I'm nervous about weighing-in tomorrow simply because I am. I know I've done well this week as far as keeping up with exercising, writing down every little thing I ingest, and not eating typically fattening foods. I just am anxious to see the results, I guess.

I had a dream the other night though that was kind of encouraging. I dreamed I had lost like 40lbs! I stepped on the scale like ten times to make sure in my dream. And as weird as it is, when I have dreams like that about my weight, they're normally true. Like one time I dreamed I gained 1lb. The next day I weighed, and I did. One time I dreamed I lost 2lbs. Same thing. I know I didn't lose 40lbs this week, but I had to have lost something!

On another note, my "trainer" got mad at me today. We went to Outback to eat and I ended up being honest and telling him I had "treated" myself to a low-fat how mocha from McDonald's. He got mad because of all the sugar and "empty" calories I had just put in my body that probably got processed right away and stored as fat. I guess I really shouldn't think of eating unhealthy things as "treating myself" because I'm really hurting myself in the long run. Hmm, that's definitely an interesting thought. Let's see if that works for this next week!

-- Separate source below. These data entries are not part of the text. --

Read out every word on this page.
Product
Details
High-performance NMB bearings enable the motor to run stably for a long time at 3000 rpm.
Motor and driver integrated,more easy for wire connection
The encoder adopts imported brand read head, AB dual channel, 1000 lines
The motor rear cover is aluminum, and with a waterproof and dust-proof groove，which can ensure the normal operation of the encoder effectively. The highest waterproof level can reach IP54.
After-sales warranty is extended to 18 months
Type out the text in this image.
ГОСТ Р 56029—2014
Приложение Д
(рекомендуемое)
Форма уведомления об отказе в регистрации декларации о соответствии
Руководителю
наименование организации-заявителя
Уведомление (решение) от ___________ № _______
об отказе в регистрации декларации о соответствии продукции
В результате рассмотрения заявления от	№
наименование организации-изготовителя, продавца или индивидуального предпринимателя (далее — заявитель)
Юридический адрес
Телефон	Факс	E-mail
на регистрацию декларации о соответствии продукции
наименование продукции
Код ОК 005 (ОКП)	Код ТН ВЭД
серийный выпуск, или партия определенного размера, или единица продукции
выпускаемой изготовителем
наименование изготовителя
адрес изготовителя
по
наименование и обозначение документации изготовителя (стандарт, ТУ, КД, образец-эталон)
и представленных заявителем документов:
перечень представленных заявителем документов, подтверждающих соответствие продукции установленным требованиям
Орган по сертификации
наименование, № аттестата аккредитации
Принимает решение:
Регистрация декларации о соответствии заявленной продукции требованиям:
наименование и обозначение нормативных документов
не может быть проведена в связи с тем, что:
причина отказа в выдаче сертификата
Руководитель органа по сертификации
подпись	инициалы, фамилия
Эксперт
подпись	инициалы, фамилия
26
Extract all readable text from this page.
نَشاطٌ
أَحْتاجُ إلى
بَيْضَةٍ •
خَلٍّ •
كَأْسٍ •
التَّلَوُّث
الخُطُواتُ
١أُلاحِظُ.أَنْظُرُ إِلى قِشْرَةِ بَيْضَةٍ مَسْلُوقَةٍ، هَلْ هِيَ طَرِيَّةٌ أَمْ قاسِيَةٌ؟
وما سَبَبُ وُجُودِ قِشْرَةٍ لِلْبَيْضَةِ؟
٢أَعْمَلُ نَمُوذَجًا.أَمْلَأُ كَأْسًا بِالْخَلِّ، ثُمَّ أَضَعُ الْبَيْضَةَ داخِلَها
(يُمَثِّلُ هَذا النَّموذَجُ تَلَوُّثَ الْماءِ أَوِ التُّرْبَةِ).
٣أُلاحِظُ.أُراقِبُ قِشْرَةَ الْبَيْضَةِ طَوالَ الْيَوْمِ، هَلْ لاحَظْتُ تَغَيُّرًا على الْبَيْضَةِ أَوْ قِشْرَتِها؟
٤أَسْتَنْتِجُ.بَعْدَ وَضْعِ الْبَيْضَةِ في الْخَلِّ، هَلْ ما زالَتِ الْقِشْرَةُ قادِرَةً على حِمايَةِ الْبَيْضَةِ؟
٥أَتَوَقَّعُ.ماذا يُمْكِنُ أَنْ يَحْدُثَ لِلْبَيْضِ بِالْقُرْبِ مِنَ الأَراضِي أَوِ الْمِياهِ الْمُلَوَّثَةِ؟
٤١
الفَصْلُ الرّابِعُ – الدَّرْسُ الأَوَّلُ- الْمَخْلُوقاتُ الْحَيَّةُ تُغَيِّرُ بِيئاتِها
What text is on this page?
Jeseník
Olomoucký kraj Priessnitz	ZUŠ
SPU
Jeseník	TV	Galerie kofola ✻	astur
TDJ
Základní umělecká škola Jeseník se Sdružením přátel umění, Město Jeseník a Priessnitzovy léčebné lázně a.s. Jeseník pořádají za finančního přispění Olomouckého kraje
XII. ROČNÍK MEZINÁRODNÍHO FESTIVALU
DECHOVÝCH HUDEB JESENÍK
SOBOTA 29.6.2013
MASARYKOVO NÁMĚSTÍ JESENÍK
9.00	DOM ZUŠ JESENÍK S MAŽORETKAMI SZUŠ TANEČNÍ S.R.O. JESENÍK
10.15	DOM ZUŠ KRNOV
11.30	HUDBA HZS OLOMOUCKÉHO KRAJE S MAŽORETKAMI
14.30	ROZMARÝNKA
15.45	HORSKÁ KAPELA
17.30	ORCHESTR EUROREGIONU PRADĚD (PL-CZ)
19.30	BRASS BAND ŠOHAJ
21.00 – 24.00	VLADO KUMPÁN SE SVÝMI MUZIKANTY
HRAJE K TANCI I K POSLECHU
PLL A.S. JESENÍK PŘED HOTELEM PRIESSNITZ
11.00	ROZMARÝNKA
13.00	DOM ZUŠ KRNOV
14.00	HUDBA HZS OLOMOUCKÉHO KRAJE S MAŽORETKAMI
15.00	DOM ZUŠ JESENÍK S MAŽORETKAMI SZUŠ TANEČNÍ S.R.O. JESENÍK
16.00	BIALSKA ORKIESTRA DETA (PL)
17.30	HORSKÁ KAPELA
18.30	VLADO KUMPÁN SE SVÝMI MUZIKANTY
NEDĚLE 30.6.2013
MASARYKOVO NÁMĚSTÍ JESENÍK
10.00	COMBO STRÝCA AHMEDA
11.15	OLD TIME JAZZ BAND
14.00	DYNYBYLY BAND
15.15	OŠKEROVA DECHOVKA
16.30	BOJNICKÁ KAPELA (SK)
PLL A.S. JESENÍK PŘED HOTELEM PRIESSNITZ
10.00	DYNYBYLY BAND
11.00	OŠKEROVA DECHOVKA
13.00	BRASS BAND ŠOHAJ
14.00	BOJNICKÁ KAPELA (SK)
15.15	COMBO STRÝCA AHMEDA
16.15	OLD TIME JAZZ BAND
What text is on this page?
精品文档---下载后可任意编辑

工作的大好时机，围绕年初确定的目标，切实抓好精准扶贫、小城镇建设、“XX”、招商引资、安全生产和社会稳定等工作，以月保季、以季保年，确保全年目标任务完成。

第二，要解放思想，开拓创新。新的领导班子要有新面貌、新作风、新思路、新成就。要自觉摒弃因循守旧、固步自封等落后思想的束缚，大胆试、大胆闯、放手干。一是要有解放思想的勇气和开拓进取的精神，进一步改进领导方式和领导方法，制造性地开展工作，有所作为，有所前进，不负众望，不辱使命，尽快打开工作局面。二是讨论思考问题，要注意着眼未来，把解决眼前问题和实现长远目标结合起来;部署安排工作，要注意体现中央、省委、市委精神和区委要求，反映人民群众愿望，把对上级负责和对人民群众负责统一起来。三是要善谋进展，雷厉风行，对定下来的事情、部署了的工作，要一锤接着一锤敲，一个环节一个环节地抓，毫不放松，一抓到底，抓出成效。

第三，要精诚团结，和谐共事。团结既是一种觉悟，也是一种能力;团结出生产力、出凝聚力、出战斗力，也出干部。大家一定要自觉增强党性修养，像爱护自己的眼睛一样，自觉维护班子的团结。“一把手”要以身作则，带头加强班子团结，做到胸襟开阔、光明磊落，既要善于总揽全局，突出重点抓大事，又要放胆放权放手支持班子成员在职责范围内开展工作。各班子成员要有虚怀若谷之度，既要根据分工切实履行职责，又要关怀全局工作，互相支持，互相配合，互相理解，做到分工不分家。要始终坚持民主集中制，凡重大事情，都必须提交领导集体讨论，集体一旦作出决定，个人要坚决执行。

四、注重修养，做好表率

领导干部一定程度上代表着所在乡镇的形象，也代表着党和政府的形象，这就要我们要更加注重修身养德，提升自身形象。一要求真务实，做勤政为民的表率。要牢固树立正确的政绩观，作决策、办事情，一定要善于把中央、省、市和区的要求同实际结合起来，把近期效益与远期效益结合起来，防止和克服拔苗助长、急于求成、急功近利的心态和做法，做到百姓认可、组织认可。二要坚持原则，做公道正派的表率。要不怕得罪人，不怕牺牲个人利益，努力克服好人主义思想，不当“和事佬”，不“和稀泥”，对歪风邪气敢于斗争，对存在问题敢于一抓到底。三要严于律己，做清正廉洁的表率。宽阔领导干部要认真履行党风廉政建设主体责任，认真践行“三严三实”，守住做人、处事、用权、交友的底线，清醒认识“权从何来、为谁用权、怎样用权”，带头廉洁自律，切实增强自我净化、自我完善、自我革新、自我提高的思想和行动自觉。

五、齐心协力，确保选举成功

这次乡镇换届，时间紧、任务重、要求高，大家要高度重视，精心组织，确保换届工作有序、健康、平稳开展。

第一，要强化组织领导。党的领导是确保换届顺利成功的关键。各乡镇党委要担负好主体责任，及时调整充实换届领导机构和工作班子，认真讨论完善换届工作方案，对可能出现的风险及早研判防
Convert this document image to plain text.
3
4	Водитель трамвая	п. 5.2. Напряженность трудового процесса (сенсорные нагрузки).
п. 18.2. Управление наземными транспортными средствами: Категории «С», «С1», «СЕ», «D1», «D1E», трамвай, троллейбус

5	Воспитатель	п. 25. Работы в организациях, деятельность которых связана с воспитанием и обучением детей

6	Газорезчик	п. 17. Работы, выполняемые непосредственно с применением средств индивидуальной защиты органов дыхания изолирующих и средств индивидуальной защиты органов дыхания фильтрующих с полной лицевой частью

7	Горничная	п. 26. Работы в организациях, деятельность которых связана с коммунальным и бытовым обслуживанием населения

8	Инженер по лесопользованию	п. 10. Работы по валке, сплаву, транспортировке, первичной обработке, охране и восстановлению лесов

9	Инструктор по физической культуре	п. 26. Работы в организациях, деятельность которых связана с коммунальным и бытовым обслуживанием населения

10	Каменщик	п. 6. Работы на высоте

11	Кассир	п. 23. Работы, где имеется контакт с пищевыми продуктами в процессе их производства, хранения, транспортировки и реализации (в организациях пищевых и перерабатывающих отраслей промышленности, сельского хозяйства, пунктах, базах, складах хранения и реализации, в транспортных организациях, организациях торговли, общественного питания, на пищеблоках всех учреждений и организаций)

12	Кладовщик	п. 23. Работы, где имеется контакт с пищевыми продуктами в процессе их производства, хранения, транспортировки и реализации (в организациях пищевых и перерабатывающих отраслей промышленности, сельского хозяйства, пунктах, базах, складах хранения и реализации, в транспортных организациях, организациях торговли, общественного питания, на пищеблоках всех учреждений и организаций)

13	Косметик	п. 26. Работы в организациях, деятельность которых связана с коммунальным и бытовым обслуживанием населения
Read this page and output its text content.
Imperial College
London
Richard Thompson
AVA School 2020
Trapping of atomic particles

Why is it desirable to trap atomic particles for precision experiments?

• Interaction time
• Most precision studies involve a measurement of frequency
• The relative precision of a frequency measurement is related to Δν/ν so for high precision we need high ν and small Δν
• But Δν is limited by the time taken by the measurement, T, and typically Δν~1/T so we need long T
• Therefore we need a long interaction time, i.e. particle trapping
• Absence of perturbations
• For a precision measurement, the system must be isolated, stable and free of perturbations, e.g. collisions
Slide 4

Well, keep posted for the weigh-in. Pray I lost weight and that my anxiety is for naught.

I can do all things through Christ who strengthens me, and He does, so I can.
--Maggie Mae

1 comment:

  1. A better way to treat yourself, and get out of the mindset that you're depriving yourself in the first place is to make your treats something non-edible. A pedicure, a short nap, a movie with friends, a new nail polish, notebook, buying a new shirt - that's actually a great reward as you lose weight because it's really encouraging to try things on and see your body change for the better.

    And you're not depriving yourself by eating less of the fattening foods; you're treating yourself by letting your body feel good and look good.